Identification of Fungal Sphingolipid C9-Methyltransferases by Phylogenetic Profiling.
Philipp Ternes (1), Petra Sperling (1), Sandra Albrecht (1), Stephan Franke (2), James M. Cregg (3), Dirk Warnecke (1), Ernst Heinz (1)
(1) Biozentrum Klein Flottbek und Botanischer Garten, Universität Hamburg, Ohnhorststr. 18, 22609 Hamburg, Germany; (2) Organische Mikroanalytik, Universität Hamburg, Martin-Luther-King-Platz 6, 20146 Hamburg, Germany; (3) Keck Graduate Institute, 535 Watson Drive, Claremont, CA 91711, U.S.A.
Glucosylceramides, i.e. sphingolipids with a glucose headgroup, play an important role in the interactions between plants and phytopathogenic fungi. The glucosylceramides of many fungi are distinguished from those of plants and animals by the presence of a methyl group at the C9-position of the sphingoid base, the biosynthesis of which has never been investigated. Using information on the presence or absence of C9-methylated glucosylceramides in different fungal species, we developed a bioinformatics strategy to identify the gene responsible for the biosynthesis of this C9-methyl group. This phylogenetic profiling allowed the selection of a single candidate out of 24-71 methyltransferase sequences present in each of the fungal species investigated.
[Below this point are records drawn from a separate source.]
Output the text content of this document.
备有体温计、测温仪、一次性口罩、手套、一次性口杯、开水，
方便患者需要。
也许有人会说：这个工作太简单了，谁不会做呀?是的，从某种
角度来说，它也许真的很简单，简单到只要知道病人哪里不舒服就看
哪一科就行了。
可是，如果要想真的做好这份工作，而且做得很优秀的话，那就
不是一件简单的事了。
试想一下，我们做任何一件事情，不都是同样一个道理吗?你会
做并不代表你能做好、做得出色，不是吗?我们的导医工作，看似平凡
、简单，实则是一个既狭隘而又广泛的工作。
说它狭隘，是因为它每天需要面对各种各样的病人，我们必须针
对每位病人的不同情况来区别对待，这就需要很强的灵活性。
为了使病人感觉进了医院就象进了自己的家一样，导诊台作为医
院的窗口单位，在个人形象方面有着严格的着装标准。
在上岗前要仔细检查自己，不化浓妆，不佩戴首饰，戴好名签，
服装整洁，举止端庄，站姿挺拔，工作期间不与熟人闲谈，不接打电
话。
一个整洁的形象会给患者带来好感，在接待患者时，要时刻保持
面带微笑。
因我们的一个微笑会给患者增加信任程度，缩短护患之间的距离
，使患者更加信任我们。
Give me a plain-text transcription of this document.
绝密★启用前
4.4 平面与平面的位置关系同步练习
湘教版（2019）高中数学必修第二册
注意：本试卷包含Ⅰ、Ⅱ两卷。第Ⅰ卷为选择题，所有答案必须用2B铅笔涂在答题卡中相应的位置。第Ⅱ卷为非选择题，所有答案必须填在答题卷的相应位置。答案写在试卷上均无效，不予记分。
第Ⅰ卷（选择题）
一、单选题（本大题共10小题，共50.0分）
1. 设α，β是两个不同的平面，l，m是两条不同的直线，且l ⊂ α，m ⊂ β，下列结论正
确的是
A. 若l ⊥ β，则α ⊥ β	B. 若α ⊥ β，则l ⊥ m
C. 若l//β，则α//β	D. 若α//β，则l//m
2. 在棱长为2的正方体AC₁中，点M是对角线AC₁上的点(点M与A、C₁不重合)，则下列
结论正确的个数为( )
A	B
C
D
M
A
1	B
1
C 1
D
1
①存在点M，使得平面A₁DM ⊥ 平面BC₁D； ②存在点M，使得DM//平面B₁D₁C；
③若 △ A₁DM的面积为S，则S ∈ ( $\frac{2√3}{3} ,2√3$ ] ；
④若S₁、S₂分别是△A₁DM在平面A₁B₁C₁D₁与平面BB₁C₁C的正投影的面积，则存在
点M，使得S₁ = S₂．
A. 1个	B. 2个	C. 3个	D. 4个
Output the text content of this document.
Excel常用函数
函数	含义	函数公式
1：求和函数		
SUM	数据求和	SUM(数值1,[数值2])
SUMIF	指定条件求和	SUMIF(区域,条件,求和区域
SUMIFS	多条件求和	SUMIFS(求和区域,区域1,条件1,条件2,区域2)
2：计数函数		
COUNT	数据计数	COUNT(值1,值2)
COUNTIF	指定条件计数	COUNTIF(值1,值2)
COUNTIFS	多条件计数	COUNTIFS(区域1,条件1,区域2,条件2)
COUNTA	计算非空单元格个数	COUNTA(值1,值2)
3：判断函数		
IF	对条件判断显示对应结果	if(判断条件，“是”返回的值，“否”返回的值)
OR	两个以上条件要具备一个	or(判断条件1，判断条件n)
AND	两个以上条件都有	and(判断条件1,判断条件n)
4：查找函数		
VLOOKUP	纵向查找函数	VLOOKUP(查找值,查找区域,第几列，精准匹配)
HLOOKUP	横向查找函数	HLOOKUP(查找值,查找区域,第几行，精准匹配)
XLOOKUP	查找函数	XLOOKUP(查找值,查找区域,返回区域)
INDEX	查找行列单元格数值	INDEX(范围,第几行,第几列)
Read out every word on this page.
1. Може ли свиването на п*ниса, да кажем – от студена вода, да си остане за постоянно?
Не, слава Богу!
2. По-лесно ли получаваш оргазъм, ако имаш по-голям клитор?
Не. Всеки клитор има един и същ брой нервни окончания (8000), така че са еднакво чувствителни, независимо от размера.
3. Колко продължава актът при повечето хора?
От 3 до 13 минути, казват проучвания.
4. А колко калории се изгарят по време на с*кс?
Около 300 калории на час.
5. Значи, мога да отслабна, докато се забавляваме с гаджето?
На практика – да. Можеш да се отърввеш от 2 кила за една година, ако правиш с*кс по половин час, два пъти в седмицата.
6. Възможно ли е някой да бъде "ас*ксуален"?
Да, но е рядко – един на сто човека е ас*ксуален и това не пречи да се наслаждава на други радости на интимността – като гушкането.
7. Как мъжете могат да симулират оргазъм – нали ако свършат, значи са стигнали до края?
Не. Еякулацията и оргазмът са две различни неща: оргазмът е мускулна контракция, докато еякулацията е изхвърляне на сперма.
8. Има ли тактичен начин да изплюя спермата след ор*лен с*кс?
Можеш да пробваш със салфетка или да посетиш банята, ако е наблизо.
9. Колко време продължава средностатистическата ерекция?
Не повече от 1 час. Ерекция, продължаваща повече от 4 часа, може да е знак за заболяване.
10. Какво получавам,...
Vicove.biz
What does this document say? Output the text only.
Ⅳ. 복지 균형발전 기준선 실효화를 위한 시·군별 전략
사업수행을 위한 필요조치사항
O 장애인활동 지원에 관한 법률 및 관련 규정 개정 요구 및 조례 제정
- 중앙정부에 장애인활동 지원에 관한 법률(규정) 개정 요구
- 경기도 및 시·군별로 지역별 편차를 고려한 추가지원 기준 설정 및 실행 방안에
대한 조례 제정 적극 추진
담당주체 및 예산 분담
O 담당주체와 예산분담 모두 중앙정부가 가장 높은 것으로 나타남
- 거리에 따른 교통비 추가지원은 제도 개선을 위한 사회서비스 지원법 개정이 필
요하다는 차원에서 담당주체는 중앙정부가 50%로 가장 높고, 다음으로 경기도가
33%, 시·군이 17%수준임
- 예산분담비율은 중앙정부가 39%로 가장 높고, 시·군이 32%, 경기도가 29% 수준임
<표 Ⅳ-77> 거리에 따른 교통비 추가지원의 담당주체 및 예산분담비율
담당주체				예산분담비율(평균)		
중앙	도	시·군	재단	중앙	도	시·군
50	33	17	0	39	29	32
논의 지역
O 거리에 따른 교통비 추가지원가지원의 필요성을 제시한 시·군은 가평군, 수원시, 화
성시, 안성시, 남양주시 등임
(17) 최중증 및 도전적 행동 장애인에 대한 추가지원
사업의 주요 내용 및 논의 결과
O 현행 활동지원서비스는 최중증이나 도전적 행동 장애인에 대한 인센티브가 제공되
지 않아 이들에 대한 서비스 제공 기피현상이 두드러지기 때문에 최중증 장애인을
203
A Pichia pastoris knockout strain lacking the candidate sphingolipid C9-methyltransferase was generated, and indeed, this strain contained only non-methylated glucosylceramides. In a complementary approach, a Saccharomyces cerevisiae strain was specially engineered to produce sphingolipids suitable as substrate for C9-methylation. C9-methylated sphingolipids were detected in this strain expressing the candidate from P. pastoris, demonstrating its function as a sphingolipid C9-methyltransferase. The enzyme belongs to the superfamily of S -adenosylmethionine-dependent methyltransferases and shows highest sequence similarity to plant and bacterial cyclopropane fatty acid synthases.